Brings provocative, rigorous and controversial readings of literary and cultural texts to gay critical analysis. Lee Edelman rearticulates the politics of sexuality, addressing some of the most hotly debated issues of our time.
Lee Edelman is a professor and chair of the English Department at Tufts University. Lee Edelman began his academic career as a scholar of twentieth-century American poetry. He has since become a central figure in the development, dissemination, and rethinking of queer theory. His current work explores the intersections of sexuality, rhetorical theory, cultural politics, and film. He holds an appointment as the Fletcher Professor of English Literature and he is currently the Chair of the English Department. He gained international recognition for his books about queer theory, post-structuralism, psychoanalytic theory, and cultural studies.
Leo Bersani wrote of his most recent book, No Future, "In consistently brilliant theoretical discussions (for the most part, psychoanalytically inspired), as well as in strikingly original readings of Dickens, George Eliot, and Hitchcock, Lee Edelman argues that in a political culture dominated by the sentimental illusions and frequently murderous moral imperatives of 'reproductive futurism, ' homosexuality has been assigned—and should deliberately and defiantly take on—the burden of a negativity at once embedded within and violently disavowed by that culture. The paradoxical dignity of queerness would be its refusal to believe in a redemptive future, its embrace of the unintelligibility, even the inhumanity inherent in sexuality. Edelman's extraordinary text is so powerful that we could perhaps reproach him only for not spelling out the mode in which we might survive our necessary assent to his argument."

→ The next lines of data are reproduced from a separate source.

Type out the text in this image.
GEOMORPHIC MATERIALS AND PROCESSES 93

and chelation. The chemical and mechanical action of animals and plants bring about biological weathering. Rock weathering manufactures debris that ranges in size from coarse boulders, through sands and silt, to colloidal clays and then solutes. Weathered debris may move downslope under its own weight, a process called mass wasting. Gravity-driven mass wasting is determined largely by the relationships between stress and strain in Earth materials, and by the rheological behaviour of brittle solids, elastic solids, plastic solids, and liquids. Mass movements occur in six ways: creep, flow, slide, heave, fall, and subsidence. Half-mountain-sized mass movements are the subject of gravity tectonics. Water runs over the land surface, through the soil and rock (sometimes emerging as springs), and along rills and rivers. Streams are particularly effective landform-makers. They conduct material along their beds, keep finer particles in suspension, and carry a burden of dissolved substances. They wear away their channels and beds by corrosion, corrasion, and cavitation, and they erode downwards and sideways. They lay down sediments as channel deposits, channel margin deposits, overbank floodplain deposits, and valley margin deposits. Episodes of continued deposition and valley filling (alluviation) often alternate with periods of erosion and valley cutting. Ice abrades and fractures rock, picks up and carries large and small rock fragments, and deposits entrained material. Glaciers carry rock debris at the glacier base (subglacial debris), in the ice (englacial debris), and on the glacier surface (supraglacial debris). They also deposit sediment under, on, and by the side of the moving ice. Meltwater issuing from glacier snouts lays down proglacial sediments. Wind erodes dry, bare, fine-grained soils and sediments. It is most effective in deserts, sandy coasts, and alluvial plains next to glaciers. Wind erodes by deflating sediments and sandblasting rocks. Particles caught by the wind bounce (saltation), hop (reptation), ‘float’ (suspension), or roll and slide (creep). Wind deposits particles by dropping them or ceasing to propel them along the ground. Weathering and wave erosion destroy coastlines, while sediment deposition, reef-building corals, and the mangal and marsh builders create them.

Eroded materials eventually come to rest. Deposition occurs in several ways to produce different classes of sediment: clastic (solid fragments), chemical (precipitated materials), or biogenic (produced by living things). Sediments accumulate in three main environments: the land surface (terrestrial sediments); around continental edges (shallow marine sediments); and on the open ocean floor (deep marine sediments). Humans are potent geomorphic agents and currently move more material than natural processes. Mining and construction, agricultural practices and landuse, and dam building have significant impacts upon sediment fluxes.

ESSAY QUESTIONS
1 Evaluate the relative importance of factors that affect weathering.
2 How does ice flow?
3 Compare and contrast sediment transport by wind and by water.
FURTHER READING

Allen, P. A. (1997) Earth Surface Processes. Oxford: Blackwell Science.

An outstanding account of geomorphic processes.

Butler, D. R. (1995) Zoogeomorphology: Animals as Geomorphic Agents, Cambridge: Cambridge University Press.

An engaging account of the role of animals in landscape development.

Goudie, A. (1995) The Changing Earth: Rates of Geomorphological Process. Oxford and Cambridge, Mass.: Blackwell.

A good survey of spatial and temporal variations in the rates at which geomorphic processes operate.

(7/10) My current academic project led me to try and acquaint myself with queer theory and writing about queer ways of reading, which lead me to this 1994 book by Lee Edelman, who I had only previously known as a phrase that came after "Lauren Berlant and". To be honest, there wasn't much here that helped me with my work, but a lot of it was pretty interesting regardless.
In the first essay Edelman coins the ungainly term "homographesis" to describe the way in which gay bodies act as social texts. Rather than being an extensive theoretical project, however, this book is more a collection of scattered cultural notes loosely tied to the figure of the gay man in American culture. Edelman has a Barthesian touch in the way he can tease out the manifold implications of seemingly very straightforward texts, from two-word political slogans to embarrassing photos of the President, and like Barthes he couples his sometimes dense theoretical musings with wry humour.
Be forewarned that this text is very academic and theory-heavy, moving between several different cultural philosophies. Edelman defends his style in the prologue, and I think he's right to do so, but it. A twenty-year-old academic text can often seem obsolete even in the humanities, especially one such as this that deals with at-the-time current events which now seem distant and foggy. While Edelman's theoretical methodology has certainly not been discredited, I have to imagine that a contemporary text would pay more attention to questions of how race and gender identity, among other factors, inform readings of the gay body. Edelman often seems to assume a unified gay male subject, an assumption that continues to plague contemporary queer politics and organizing.
Still, I think Homographesis is worth revisiting for anyone interested in queer theory and how it emerged from the gay politics of the 1980s. If nothing else, read the essay on George H. W. Bush vomiting in Japan, which is the funniest academic work I've read in quite some time.
Although what I understood I liked, but I was not able to understand very much. Even though I am severely interested in the subject the book is not at all for a general readership. I would recommend it to anyone who has quite a thorough knowledge of Lacan, Foucault and Freud for the concepts and of Kant for the writing style.